I went into a local corner store and while checking out, struck a conversation with a cashier. “Find everything ok?” he asked.

Almost defensively, I asked how he knew I spoke English, and he pointed to my sunglasses, saying that only Americans wear aviators.

Laughing, I asked where I could buy some souvenirs for my friends, and he walked me to a nearby window vendor and helped me checkout. I was slightly skeptical of the stranger’s generosity, but I was proud of myself for being open enough to not reject someone’s offer to help me out.

Our mission complete, we introduced ourselves — I was Madison from Minnesota, and he was Mbarek from Morocco. I had nothing to do before meeting with my tour group later, and he had just left work with 30 minutes until he had to go back, so we decided to get coffee.

At a crammed outdoor cafe, we worked through my limited-French and his limited-English to discuss who we were and how we got to Paris. It was my second day on a performing arts tour in the city, and he just moved to the city a few weeks ago.

We smiled through our conversation’s earnestness, and I felt empowered, feeling as if I could go grab a coffee with anyone I wanted, anywhere in the world.

Needing to return to work, Mbarek walked me to the Musée d’Orsay to say goodbye. We wanted to keep in touch, so he put his number in my phone, and we parted ways.

Returning from dinner with my tour group later that night, I tried texting him, but it wasn’t sending. I thought it must be my phone plan, but even the hotel landline wasn’t getting through. I wasn’t heartbroken, just disappointed I couldn’t stay connected with my first friend I met abroad.

In April of the following year, I was in France again, after saving up money to travel to Europe on my own for a few weeks, something that became my goal after my first trip.

On my last day in Paris, as I went to revisit my favorite sites for the last time, I started retracing my steps back across the Seine River, toward the shopping streets behind the Musée d’Orsay, until seeing the same orange awning of the supermarket I met my friend at.

Mbarek, again, wearing an orange uniform vest, was at the same register inside. Shocked, I ran to the frozen food aisle to collect my thoughts.

Was I supposed to reintroduce myself? How should I bring up our cafe trip? I looked different. My hair was longer and I was wearing a scarf and jacket, not a dress like the first time.

But I had my green aviator sunglasses in my purse. I picked out a random snack to purchase and walked up to his register. “You look familiar,” he said.

Half-relieved, I pulled out my sunglasses and put them on. “I have these, if that helps,” I said. His eyes got wide.

“MADISON!” he yelled. “It’s been a year!”

We chuckled, having thought we’d never see each other again.

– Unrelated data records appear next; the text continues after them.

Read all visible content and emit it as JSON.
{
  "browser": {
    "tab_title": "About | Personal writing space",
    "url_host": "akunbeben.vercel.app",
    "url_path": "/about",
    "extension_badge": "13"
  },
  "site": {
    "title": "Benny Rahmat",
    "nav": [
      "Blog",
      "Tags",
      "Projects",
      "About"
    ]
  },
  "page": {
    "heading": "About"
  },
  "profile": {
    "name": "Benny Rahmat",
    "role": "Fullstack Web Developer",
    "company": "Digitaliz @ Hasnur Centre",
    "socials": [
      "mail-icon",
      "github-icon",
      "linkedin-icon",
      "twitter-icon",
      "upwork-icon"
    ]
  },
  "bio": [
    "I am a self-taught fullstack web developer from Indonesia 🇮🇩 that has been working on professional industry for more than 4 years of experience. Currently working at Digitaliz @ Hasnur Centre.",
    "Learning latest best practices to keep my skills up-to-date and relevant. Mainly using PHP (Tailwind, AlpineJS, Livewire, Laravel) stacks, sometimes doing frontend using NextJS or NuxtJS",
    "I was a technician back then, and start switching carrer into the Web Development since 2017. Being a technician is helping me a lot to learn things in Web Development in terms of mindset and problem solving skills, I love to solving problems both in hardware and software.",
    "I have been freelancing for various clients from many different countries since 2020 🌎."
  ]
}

He said he still thought of our encounter frequently, regretting he hadn’t taken my number down too when we said goodbye, as he’d later realized he had typed his new number in my phone wrong.

Just like the first time we met, he walked out of work and we picked up lunch. Eating on the Seine River’s ledge, we were able to connect much further, as we were both more conversational in each other’s languages. We both felt more comfortable in Paris.

Before we left, he wrote down his number on a napkin and I stored it in my wallet, promising to text him later. We said goodbye at the river and parted ways again.

The next morning, on my train leaving the city, I looked for the napkin piece with Mbarek’s number in my wallet, and couldn’t find it. Somehow, I had lost it.

Again, almost a year later, I was leaving Paris with no way to contact my friend.

I haven’t been able to connect with Mbarek again since meeting him for a second time, but I’ve learned to stay optimistic. Our short interactions together showed that even as two strangers from opposite sides of the world meeting in an unfamiliar place, it’s possible to find connections as long as you’re open, kind, and receptive to any opportunity.

Whether we will meet again is unknown — if things are meant to happen, they will — but I’m proud of myself for taking chances wherever I go, whether in front of the world’s greatest art museums or in a corner-store supermarket.